IV. Finally, in that same fifth posting (see #3 for a link to it), I have now added charts to try to show you in graphic form some of the intricate connections between the Ryan, Spann, Hill, and Hodges families of Hardin County, Tennessee and Itawamba County, Mississippi (the Spanns, Hills, and Hodges spent time in both of those counties), and Grant and Jefferson Counties, Arkansas. As I have noted, an esteemed reader of this blog, John Blythe, suggested that I generate such charts and upload them to this series.

I’m not entirely satisfied with the charts I’ve generated. My computer skills are limited. I used my FTM program to make these. If anyone more versed in this kind of thing would want to make recommendations to me about a better way to produce such charts, I’d be grateful.

By the way, here’s a photo of Levina Spann (1817-1900), who married William Hodges (d. abt. 1849) (and then, following his death, William Ingle). As I’ve told you previously, Levina and William Hodges’ daughter Levina Elizabeth Hodges (1840-1912) married Asa Hiram Hill (1826-1865/1870), a brother to Rosanna Hill, who married 1) John H. Spann and 2) Patrick Ryan. As I’ve also indicated, Levina was a daughter of Hezekiah Spann (1781-1840/1850) and Mary H. Nanney (b. abt. 1791) — and a sibling of John H. and James Jasper Spann.

Levina Spann, Uploaded by jjmad55 to the Saints, Sinners, Kings, and Cutthroats tree at Ancestry
This photo of Levina Spann (Hodges) (Ingle) was uploaded by Ancestry member jjmad55 to his/her “Saints, Sinners, Kings, and Cutthroats” family tree.

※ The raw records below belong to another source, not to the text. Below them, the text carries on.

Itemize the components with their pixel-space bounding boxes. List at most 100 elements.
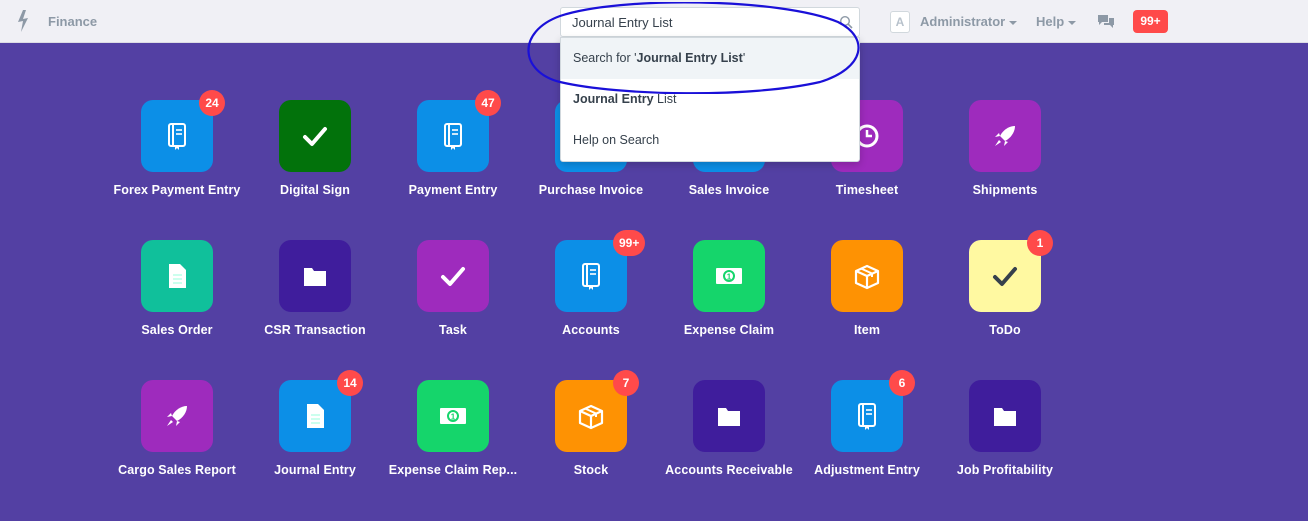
module-label: ToDo [989,323,1021,337]
module-label: Sales Order [141,323,213,337]
module-label: Job Profitability [956,463,1054,477]
module-tile[interactable] [279,240,351,312]
dropdown-item-prefix: Search for ' [573,51,637,65]
module-tile[interactable] [693,380,765,452]
check-icon [303,127,327,146]
module-csr-transaction[interactable]: CSR Transaction [240,240,390,360]
module-item[interactable]: Item [792,240,942,360]
book-icon [168,123,186,150]
module-tile[interactable] [831,240,903,312]
box-icon [854,264,880,290]
module-journal-entry[interactable]: 14 Journal Entry [240,370,390,500]
module-tile[interactable] [141,380,213,452]
notification-badge: 7 [613,370,639,396]
folder-icon [304,268,326,286]
module-label: Expense Claim Rep... [388,463,518,477]
help-menu[interactable]: Help [1036,14,1077,29]
box-icon [578,404,604,430]
module-label: Accounts [562,323,620,337]
folder-icon [718,408,740,426]
module-tile[interactable] [969,100,1041,172]
module-label: Cargo Sales Report [118,463,236,477]
module-shipments[interactable]: Shipments [930,100,1080,220]
module-label: Stock [573,463,609,477]
module-label: Sales Invoice [688,183,770,197]
lightning-logo-icon[interactable] [15,10,33,32]
breadcrumb-finance[interactable]: Finance [48,14,97,29]
check-icon [441,267,465,286]
module-task[interactable]: Task [378,240,528,360]
module-todo[interactable]: 1 ToDo [930,230,1080,360]
dropdown-item-suffix: List [653,92,677,106]
chevron-down-icon [1068,20,1077,25]
module-stock[interactable]: 7 Stock [516,370,666,500]
search-dropdown-item[interactable]: Search for 'Journal Entry List' [561,38,859,79]
module-tile[interactable]: 1 [693,240,765,312]
user-menu-label: Administrator [920,14,1006,29]
module-label: Task [439,323,467,337]
search-dropdown-item[interactable]: Journal Entry List [561,79,859,120]
module-accounts[interactable]: 99+ Accounts [516,230,666,360]
search-dropdown: Search for 'Journal Entry List' Journal … [560,37,860,162]
module-tile[interactable] [141,240,213,312]
notification-badge: 1 [1027,230,1053,256]
module-forex-payment-entry[interactable]: 24 Forex Payment Entry [102,90,252,220]
dropdown-item-match: Journal Entry [573,92,654,106]
module-label: Journal Entry [274,463,356,477]
money-icon: 1 [440,408,466,424]
rocket-icon [167,406,187,426]
awesome-bar [560,7,860,37]
module-job-profitability[interactable]: Job Profitability [930,380,1080,500]
module-payment-entry[interactable]: 47 Payment Entry [378,90,528,220]
notification-badge: 6 [889,370,915,396]
notification-badge: 24 [199,90,225,116]
notifications-badge[interactable]: 99+ [1133,10,1168,33]
module-label: Payment Entry [408,183,498,197]
svg-text:1: 1 [727,273,732,282]
module-label: Expense Claim [683,323,775,337]
chevron-down-icon [1009,20,1018,25]
dropdown-item-prefix: Help on Search [573,133,660,147]
module-expense-claim-rep[interactable]: 1 Expense Claim Rep... [378,380,528,500]
module-label: Digital Sign [280,183,350,197]
dropdown-item-suffix: ' [742,51,746,65]
module-label: Adjustment Entry [814,463,920,477]
chat-icon[interactable] [1097,14,1115,30]
dropdown-item-match: Journal Entry List [636,51,743,65]
document-icon [307,404,324,428]
module-tile[interactable] [279,100,351,172]
module-label: Timesheet [835,183,899,197]
module-adjustment-entry[interactable]: 6 Adjustment Entry [792,370,942,500]
module-tile[interactable] [417,240,489,312]
search-icon [839,15,853,29]
notification-badge: 47 [475,90,501,116]
module-tile[interactable] [969,380,1041,452]
module-digital-sign[interactable]: Digital Sign [240,100,390,220]
book-icon [858,403,876,430]
book-icon [582,263,600,290]
module-sales-order[interactable]: Sales Order [102,240,252,360]
money-icon: 1 [716,268,742,284]
module-cargo-sales-report[interactable]: Cargo Sales Report [102,380,252,500]
module-label: Shipments [972,183,1038,197]
avatar[interactable]: A [890,11,910,33]
help-menu-label: Help [1036,14,1065,29]
notification-badge: 99+ [613,230,646,256]
module-label: Accounts Receivable [665,463,793,477]
module-tile[interactable]: 1 [417,380,489,452]
book-icon [444,123,462,150]
check-icon [993,267,1017,286]
document-icon [169,264,186,288]
module-expense-claim[interactable]: 1 Expense Claim [654,240,804,360]
notification-badge: 14 [337,370,363,396]
search-input[interactable] [561,8,831,36]
module-label: Item [853,323,881,337]
user-menu[interactable]: Administrator [920,14,1018,29]
search-dropdown-item[interactable]: Help on Search [561,120,859,161]
module-accounts-receivable[interactable]: Accounts Receivable [654,380,804,500]
module-label: Purchase Invoice [538,183,644,197]
module-label: Forex Payment Entry [113,183,241,197]
rocket-icon [995,126,1015,146]
svg-text:1: 1 [451,413,456,422]
module-label: CSR Transaction [264,323,366,337]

Have I mentioned that a son of George R. and Catherine Ryan Batchelor — this was their son George Hugh Parks Batchelor (1883-1948) — married Louvina Spann (1892-1957)? Louvina (the name Levina/Lavina, commonly used in the Spann family, seems to have morphed into this spelling in her generation) was the daughter of James Knox Polk Spann (1859-1922) and Averilla Victoria Hughes (1862-1919). James was a son of Hezekiah M. Spann (1826-1879) — a brother of Levina Spann Hodges, John H. Spann, and James Jasper Spann.

This is the ninth and final posting in a nine-part series about this topic. The previous posting in this series is here. That posting will end with a link pointing you back to the previous one in the series. By following links back from that posting, you can find the entire series on this topic.

If you’re interested in tracking Patrick Ryan’s Irish roots, my next series of postings pursues that topic. The first posting in that series is here.

2 thoughts on “Prob. Died Young, Or How Pat Ryan Lost His Eye (As a Union Soldier) (9)

  1. Thank you so much for posting a photo of Lavina Spann Ingle. Lavina was my gggrandmother and I’m so grateful to see a photo of her.

    Like

    1. You’re welcome! I’m so happy I found it and could share it. So many connections between your Spanns and my Batchelors and Ryans in Grant County, Arkansas — not to mention that the Batchelors and Spanns were both in Hardin County, Tennessee, before coming to Arkansas. I think probably from my postings you know that Lavina’s brother John H. Spann married Rosanna Hill, and after John died, Rosanna married Patrick Ryan, my grandmother’s uncle. Happy to be in touch.